Dr. Hassen says the survey highlights a gap in community awareness about common and curable cancers that affect men.
“One of the challenges that we face is that prostate cancer is considered a disease of ageing, which is not the case, and is also one of the most asymptomatic cancers. So, it is not considered a threat. This means we typically only see patients at a very advanced stage. We encourage men to start scheduling routine check-ups with their urologist from the age of 40 and pay attention to even the slightest change in urination patterns or pain.”
According to the American Cancer Society, discussions of screening for prostate cancer should start at age 50 for men at an average risk. Patients should consider getting a check-up earlier if there are symptoms, including the inability to urinate and pain or blood during urination, or risk factors like lifestyle and a family history of the disease. Screening includes a clinical exam, a prostate-specific antigen (PSA) blood test, and a sonogram.
The five-year survival rate for most men with local or regional prostate cancer is nearly 100 percent. This drops to 31 percent if the cancer has spread to other parts of the body.
“When it comes to testicular cancer, all men should conduct a monthly self-exam upon reaching puberty to note any changes or lumps as this is important for early detection. This must also be part of a patient’s annual physical exam with their doctor,” explains Dr. Hassen.

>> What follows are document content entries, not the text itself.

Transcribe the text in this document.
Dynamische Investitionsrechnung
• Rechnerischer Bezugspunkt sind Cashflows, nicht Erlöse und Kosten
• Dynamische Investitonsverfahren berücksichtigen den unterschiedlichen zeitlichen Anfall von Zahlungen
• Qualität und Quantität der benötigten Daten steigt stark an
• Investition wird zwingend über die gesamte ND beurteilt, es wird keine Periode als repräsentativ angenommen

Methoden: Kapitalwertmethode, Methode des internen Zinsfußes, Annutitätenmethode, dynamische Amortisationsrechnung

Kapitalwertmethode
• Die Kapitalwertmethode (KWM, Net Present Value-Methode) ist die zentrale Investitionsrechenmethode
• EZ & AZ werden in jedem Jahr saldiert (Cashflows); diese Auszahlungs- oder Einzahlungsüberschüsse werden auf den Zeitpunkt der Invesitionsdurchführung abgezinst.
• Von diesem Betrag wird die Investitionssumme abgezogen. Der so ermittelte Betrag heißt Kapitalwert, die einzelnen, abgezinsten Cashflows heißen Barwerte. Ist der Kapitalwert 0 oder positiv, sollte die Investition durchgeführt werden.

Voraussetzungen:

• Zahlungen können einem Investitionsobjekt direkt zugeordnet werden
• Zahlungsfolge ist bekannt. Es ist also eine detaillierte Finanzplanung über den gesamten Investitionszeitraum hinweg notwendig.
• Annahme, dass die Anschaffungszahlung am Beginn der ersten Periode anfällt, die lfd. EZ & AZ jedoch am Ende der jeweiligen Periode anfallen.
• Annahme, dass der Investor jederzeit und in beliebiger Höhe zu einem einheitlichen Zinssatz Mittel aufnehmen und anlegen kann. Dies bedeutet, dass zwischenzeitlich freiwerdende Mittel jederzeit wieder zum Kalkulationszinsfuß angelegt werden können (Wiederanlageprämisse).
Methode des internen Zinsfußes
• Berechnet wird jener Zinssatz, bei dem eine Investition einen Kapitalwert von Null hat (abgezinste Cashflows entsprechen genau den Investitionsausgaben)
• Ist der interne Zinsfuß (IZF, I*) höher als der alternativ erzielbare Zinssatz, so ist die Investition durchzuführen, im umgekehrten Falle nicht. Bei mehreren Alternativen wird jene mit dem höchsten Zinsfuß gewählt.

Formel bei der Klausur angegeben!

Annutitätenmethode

Men surveyed for the study said that they were less likely to discuss urological issues with their doctor with only 29 percent agreeing to being comfortable doing so in comparison to other health issues, including heart health (50 percent), respiratory health (43 percent), mental health (39 percent) and general wellness (69 percent).
A total of 62 percent survey respondents also reported a spike in their stress levels owing to the COVID-19 pandemic this year but claimed an overall high level of physical (74 percent) and mental wellbeing (71 percent). About 42 percent even said that they feel healthier than last year and 39 percent said that they had not seen a change at all.
“High stress only makes underlying health conditions worse. If people are not scheduling routine checkups with their doctor, there is no way to fully determine how this may be affecting their physical and mental wellbeing,” says Dr. Hassen.
“Often psychological issues in men can contribute to an increased risk of prostate cancer, erectile dysfunction, infertility and urinary incontinence. So, we urge men to talk and share their health concerns and avoid delaying doctor visits.”
Cleveland Clinic Abu Dhabi is encouraging men who have health concerns to ‘MENtion It’ to a doctor. The hospital’s annual campaign is aimed at getting men to break the silence about their health and get regular check-ups, helping them detect health problems before they lead to further complications.